Siracusa – (ANSA) – Ha confessato il delitto Paolo Cugno, il compagno di Laura Petrolito, la ventenne accoltellata a morte e buttata in un pozzo a Canicattini Bagni, paese della provincia di Siracusa.

Dopo ore di interrogatorio, il giovane, un bracciante agricolo, ha ammesso di avere assassinato la donna da cui 8 mesi fa aveva avuto una bimba. Accusato di omicidio è in stato di fermo. L’avrebbe ammazzata per gelosia E’ stata pugnalata più volte, poi il suo corpo è stato gettato all’interno di un pozzo artesiano, in contrada Stallaini, nelle colline sopra Canicattini Bagni, comune del Siracusano. Vittima una giovane di 20 anni, mamma di una bimba di 8 mesi. A denunciarne la scomparsa era stato ieri sera il padre, che non era riuscito a mettersi in contatto con la figlia e neanche con il compagno.
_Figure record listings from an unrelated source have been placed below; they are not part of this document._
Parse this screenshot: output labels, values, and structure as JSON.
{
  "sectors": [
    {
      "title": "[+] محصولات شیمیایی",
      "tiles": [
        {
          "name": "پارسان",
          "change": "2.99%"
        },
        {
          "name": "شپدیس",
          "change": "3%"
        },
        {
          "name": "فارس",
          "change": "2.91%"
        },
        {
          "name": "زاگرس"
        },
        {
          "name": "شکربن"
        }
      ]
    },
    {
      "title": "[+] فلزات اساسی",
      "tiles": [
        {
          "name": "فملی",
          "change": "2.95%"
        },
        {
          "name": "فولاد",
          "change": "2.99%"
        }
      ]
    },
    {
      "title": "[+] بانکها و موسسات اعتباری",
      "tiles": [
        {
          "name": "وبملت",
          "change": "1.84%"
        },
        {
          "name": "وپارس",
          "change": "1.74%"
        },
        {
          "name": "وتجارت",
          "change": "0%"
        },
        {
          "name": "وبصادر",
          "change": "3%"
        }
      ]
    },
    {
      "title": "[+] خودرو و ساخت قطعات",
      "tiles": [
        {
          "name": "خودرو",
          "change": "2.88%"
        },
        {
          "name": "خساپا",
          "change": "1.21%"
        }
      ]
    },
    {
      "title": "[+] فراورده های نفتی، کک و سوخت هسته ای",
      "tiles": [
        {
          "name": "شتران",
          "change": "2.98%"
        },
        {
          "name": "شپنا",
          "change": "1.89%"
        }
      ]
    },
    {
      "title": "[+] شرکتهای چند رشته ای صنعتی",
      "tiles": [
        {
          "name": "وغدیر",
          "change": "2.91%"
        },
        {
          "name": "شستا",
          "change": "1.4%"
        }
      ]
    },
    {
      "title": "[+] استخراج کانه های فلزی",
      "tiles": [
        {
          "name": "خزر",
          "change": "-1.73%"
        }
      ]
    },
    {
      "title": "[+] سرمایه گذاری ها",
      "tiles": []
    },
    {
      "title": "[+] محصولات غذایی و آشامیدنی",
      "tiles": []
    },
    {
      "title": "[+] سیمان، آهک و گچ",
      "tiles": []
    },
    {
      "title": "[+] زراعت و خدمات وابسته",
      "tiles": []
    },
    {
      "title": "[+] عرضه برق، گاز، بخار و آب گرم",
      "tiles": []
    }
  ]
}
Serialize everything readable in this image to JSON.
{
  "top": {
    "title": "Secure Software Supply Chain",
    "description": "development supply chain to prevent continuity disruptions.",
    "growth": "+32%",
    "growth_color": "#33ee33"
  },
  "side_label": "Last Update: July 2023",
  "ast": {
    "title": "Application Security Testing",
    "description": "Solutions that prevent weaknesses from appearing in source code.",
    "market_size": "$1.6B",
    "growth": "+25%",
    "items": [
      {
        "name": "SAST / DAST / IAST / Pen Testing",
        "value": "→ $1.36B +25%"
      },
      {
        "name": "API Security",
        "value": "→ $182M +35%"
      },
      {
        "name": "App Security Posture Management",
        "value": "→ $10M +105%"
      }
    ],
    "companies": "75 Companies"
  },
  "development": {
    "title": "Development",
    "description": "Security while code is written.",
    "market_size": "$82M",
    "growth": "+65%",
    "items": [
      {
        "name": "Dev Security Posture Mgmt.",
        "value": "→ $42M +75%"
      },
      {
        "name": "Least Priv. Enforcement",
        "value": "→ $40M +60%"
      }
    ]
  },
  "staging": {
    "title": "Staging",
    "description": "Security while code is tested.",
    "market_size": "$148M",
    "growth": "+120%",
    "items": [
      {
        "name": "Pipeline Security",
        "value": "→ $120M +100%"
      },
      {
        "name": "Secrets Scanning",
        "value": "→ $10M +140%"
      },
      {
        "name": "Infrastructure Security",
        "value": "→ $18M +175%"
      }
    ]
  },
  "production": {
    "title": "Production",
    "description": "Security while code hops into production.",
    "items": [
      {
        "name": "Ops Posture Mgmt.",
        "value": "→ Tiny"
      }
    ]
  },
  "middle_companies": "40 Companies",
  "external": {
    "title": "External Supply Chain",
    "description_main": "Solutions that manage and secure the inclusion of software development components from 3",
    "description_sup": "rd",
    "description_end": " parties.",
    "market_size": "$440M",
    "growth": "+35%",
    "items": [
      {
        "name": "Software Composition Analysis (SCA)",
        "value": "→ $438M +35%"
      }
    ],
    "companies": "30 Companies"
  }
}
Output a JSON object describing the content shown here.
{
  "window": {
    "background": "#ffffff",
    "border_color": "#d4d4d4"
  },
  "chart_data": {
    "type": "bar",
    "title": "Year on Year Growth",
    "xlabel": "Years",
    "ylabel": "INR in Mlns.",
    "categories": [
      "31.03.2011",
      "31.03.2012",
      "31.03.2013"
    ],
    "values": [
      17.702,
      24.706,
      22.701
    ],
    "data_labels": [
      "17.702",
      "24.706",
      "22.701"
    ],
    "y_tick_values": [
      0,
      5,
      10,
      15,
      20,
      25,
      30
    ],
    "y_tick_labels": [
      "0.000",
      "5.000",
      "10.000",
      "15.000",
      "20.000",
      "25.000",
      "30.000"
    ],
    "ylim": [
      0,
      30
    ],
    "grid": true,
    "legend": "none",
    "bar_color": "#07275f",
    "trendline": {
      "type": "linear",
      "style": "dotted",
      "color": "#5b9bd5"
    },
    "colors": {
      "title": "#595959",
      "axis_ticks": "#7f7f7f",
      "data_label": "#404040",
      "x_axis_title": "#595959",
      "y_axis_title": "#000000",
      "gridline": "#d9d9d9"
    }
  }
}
L’uomo era stato portato in caserma ieri mattina. Era l’ultimo ad aver visto la vittima. La coppia,che da tempo aveva problemi, sabato sera si era allontanata dalla casa del padre di Laura, lasciando a lui la bambina. Non vendendoli tornare l’uomo ha cominciato a chiamare i cellulari di entrambi senza avere risposta. Preoccupato, ha dato l’allarme e sono scattate le ricerche terminate domenica col macabro ritrovamento del corpo della ventenne. L’assassino, dopo averla accoltellata, l’ha scaraventata in un pozzo artesiano. Sentito per ore dagli inquirenti, in serata ha confessato. Laura lascia anche un altro bambino avuto in una precedente relazione.